^ Except more regulation would probably have made the 2008 financial meltdown either a lot easier or non-existent.
No?
The government (in the guise of Housing and Urban Development aka HUD, Fannie Mae, and Freddie Mac) is what strong-armed banks into making loans they wouldn't have ordinarily made in the first place. Government has been forcing banks to make bad loans to deadbeats to be "compassionate" and have "more diverse" portfolios. The goal is noble -- for more people to own their own homes. But in the end, we got bad loans to deadbeats and people who can't pay back what they borrowed, or people who buy too much home for what they can really afford, and have adjustable mortgages so when interest rates go up they can no longer afford their mortgage payments, thus we end up with a foreclosure nightmare and bad loans nobody wants to touch.
Which is how we got into this mess.
Then take a look at what out-of-power politicians have been working at, or sitting on the board of, those three government organizations -- some of the very same people crying for more government regulation. It's a fix, a power grab, and the fleecing of the tax payer and I'm shocked people don't see it for what it is.
Also, it sounds like a few posts up that people aren't clear on what "Fannie Mae" and "Freddie Mac" exactlly are. They are government-run corporations, like the Post Office or Amtrak. If any of you had school loans like I did, you had to deal with Sally Mae which is the equivalent. Fanny and Freddie are government run quasi-companies that were set up to guarantee loans to "needy" people at better than market rates who might not be able to get them on the free market. In other words it's a government cash machine.

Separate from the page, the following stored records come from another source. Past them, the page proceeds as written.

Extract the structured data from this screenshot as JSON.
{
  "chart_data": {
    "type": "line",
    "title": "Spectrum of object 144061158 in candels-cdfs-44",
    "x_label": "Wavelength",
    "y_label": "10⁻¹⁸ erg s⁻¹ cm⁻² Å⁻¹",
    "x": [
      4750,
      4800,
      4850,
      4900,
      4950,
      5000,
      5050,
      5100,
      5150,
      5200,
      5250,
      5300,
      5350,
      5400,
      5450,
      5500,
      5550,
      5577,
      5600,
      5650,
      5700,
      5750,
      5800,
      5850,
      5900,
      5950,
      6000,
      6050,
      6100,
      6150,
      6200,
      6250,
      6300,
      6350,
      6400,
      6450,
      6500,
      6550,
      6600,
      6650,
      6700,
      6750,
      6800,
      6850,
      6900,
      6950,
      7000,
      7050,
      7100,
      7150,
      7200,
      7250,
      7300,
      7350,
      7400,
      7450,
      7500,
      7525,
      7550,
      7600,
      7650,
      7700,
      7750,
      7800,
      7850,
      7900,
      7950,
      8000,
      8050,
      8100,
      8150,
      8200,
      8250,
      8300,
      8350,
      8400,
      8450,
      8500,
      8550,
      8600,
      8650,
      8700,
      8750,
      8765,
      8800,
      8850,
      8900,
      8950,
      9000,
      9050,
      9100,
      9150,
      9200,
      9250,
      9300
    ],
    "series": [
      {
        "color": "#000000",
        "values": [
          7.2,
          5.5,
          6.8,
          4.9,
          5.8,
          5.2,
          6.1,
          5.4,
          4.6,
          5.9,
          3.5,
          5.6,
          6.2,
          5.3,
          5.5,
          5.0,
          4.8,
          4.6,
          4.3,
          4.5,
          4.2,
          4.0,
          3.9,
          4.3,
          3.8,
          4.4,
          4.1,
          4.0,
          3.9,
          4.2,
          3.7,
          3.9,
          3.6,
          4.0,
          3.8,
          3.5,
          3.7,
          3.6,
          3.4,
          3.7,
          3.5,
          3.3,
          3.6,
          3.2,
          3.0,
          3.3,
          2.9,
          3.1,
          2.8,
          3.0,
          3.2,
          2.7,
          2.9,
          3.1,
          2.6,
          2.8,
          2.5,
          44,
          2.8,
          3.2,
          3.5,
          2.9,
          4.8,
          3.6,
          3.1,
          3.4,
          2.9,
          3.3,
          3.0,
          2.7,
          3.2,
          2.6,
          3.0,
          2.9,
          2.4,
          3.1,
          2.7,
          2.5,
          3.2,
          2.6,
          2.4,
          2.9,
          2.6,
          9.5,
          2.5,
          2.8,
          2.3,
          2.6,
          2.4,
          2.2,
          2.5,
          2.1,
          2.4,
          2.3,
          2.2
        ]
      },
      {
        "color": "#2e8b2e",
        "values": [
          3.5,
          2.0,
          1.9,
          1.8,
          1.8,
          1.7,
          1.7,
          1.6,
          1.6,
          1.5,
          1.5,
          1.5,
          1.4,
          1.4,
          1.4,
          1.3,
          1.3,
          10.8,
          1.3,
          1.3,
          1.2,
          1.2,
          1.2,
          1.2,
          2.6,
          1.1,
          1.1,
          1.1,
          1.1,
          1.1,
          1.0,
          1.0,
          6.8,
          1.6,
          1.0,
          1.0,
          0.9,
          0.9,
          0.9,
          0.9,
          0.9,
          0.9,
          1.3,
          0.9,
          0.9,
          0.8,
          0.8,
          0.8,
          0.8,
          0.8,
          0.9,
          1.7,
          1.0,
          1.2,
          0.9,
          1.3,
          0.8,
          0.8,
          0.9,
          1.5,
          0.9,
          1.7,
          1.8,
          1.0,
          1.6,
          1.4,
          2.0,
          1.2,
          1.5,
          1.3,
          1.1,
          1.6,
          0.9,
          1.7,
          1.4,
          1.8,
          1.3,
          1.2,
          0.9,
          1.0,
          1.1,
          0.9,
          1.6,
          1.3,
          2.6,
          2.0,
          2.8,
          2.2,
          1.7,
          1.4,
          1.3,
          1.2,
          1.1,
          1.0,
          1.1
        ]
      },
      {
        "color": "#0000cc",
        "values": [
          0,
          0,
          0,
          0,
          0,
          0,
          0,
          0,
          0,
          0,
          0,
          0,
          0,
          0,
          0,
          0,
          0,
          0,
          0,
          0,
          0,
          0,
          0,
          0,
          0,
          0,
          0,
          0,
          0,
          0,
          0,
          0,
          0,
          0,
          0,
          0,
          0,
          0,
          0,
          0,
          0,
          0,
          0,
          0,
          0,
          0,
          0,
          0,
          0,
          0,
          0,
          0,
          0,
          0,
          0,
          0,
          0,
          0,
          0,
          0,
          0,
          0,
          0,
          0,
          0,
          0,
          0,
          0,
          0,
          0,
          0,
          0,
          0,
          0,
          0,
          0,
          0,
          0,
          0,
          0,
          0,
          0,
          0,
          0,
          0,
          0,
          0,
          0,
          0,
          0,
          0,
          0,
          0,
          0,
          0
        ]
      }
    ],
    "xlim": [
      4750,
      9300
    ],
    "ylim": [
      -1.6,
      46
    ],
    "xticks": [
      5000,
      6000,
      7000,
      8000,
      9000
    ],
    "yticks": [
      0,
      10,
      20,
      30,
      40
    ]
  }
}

One of the big scams is that a lot of out of power politicians (such as Jamie Gorelik, one of Clinton's tsars) get cushy multi-million dollar jobs there when they have absolutely not a shred of financial knowledge. It's a place to get a cushy job and pad your nest while your party is out of power. Barney Frank's lover was also on the board, and to add insult to injury Fannie/Freddy make political contributions, the largest beneficiary of which was Sen. Chris Dodd.
Am I the only one who sees something wrong with a government-run company stocked with out of power politicians making political campaign contributions?